A shed used in winter to thaw the coal in train cars prior to emptying them for use at Nebraska City Station (NCS). As the coal travels from Wyoming, condensation from the moisture in the coal (about 30 percent) – and sometimes rain and snow – can cause the coal to stick together.
Just like when you bake a cake, the train car is lined with a spray to help the coal come out when it gets to the plant.
The shed is the first stop once the train gets to the plant. Train cars move into the shed until they are situated over the heaters in the floor.

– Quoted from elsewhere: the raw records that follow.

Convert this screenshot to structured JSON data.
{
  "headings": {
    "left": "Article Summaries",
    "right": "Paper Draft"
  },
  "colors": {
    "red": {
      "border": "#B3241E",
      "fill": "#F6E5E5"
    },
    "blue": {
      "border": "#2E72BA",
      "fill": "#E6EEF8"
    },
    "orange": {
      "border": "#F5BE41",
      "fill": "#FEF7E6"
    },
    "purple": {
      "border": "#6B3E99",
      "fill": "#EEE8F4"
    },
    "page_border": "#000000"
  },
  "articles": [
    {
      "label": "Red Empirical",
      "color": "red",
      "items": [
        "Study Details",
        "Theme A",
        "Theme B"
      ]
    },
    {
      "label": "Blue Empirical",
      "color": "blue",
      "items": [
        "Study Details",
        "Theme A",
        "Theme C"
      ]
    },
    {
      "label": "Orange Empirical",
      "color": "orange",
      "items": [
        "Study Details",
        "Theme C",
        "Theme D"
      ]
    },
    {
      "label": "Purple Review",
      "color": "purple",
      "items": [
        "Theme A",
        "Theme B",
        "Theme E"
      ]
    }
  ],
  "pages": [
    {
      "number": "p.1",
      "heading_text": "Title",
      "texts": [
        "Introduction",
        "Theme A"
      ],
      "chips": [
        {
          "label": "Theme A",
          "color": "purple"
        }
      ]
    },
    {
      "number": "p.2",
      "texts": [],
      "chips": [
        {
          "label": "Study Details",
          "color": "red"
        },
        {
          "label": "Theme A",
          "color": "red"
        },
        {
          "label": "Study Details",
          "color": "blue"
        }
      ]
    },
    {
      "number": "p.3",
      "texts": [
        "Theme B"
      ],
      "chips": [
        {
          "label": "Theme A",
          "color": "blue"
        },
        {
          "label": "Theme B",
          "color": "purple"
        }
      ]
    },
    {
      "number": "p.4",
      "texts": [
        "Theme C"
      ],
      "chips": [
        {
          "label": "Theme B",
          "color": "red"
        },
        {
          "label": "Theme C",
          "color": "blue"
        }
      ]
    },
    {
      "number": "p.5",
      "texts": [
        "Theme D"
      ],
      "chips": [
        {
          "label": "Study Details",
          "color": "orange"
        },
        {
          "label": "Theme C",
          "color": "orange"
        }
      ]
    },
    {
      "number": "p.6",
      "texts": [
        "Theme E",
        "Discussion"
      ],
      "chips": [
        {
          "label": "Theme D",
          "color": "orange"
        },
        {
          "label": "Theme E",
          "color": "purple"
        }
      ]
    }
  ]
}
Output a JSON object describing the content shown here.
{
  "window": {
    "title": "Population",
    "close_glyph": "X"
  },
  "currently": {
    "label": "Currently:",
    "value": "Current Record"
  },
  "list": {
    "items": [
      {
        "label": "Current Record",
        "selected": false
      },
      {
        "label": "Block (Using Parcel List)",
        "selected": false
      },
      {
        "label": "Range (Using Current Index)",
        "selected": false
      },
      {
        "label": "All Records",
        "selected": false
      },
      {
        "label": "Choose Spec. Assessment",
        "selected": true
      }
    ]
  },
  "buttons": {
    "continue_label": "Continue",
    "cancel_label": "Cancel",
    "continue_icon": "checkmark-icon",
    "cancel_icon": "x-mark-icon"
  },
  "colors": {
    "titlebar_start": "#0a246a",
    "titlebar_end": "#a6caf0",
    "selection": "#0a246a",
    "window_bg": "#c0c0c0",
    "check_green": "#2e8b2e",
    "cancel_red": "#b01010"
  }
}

The cars are thawed using one of two ways, depending on the weather. During frigid temperatures, the cars move in seven at a time and stop completely over the heaters. They will sit for 15 to 30 minutes to thaw completely. Eric Bender, supervisor of material handling at NCS, said it can take up to 16 hours to thaw a train with 150 cars if it’s really cold outside.
The second thawing method slows the train to about ½ mph and moves it slowly over the heaters. This method is used when winter temperatures are a bit warmer. It takes an average of six to eight hours to empty a train. It can take between 2 and 2 ½ hours to thaw the train using the second method.
HEAT INDEX: When at full-power, the heaters can register at more than 500 degrees. The air temperature inside the thaw shed can be as high as 150 degrees when the heaters are on. At that temperature, crews have to be mindful of surfaces that can burn their skin at such a high heat.
The temperatures are a delicate balance. The coal could catch fire due to its combustible nature if it is heated for too long.
Three-person crews operate the thaw shed and dump the coal. A crew leader in the office oversees the operation while another member inside the shed spots the cars and ensures they are situated over the heaters. A third crew member in the operations tower operates the switches that open the cars to empty them.